ПОСЛЕДНИЕ ДНИ НА ИСПАНСКОЙ ЗЕМЛЕ
Прошел месяц после возвращения с Балеарских островов. Мятежники продолжали стремительное наступление. Пала Барселона. Десятки тысяч людей бежали к границе Франции. Бесконечной вереницей двигались машины, повозки и толпы беженцев. Временами появлялась вражеская авиация и безнаказанно расстреливала бегущих. Трупы убитых лежали по краям дороги. Отряды республиканской армии прикрывали это бегство, спасая раненых и беженцев от жестокой мести фашистов.
Последнюю ночь на испанском земле мы провели в горном лесу на склонах Пиренеев. Запомнились мне мокрые черные стволы вековых пробковых дубов, плотный туман, застрявший меж деревьев, и в нем — расплывчатое пятно дымного костра. Казалось, нас окружала пустыня, а мир, наполненный людьми, оставался где-то далеко-далеко, за тысячи километров… В душе — щемящая тоска, грусть и печаль.
На рассвете группа из восьми человек, бойцов Мадридского отряда, оказавшихся в Каталонии, отходила по дороге на Льянос, к последнему пограничному городку Портбу, когда-то первому для меня на испанской земле. До него оставалось тридцать шесть километров.

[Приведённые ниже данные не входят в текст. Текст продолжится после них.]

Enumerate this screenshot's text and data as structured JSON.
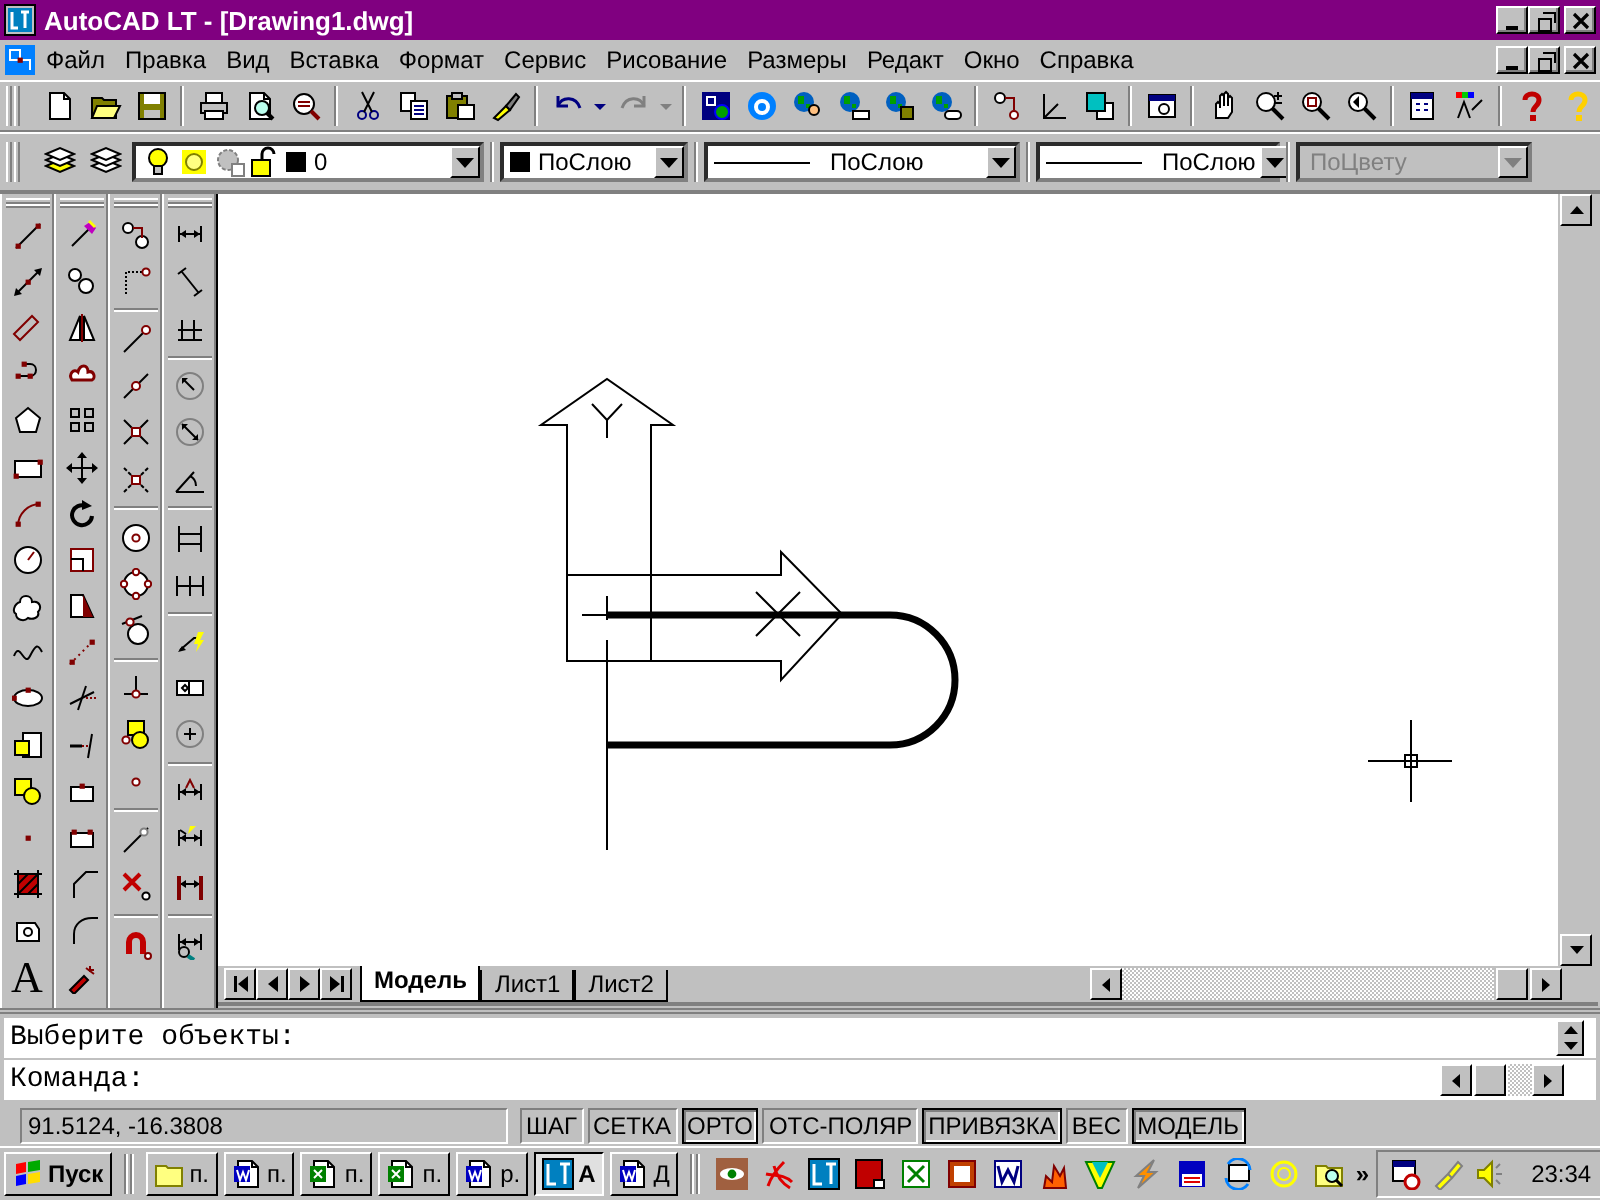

Виктор и Таба шли последними. Они минировали мосты. Пока Виктор пристраивал заряд, Таба бил из ручного пулемета по марокканскому разъезду, который шел по пятам. Виктор поджигал бикфордов шнур от горящей сигары. «Готово!» — говорил он. Тогда они садились на велосипеды и мчались к следующему мостику.
А дождь все шел, нудный, холодный. Свирепый ветер дул с Пиренеев. Наступал вечер. Виктор стоял за скрученным стволом старой оливы. Он был простужен, приступы затяжного кашля заставляли его сгибаться чуть ли не вдвое. Когда проходил приступ, он тяжело дышал, закрывая глаза. Прядь спутанных мокрых волос опускалась с непокрытой головы на бледный морщинистый лоб. Отдышавшись, он присоединился к Табе, посылая пулю за пулей в маячивших на дороге всадников. На Табу, казалось, ничего не действовало — ни усталость, ни дождь, ни бессонные ночи. Ом сбросил наконец свой марокканский бурнус, ставший слишком тяжелым от дождя.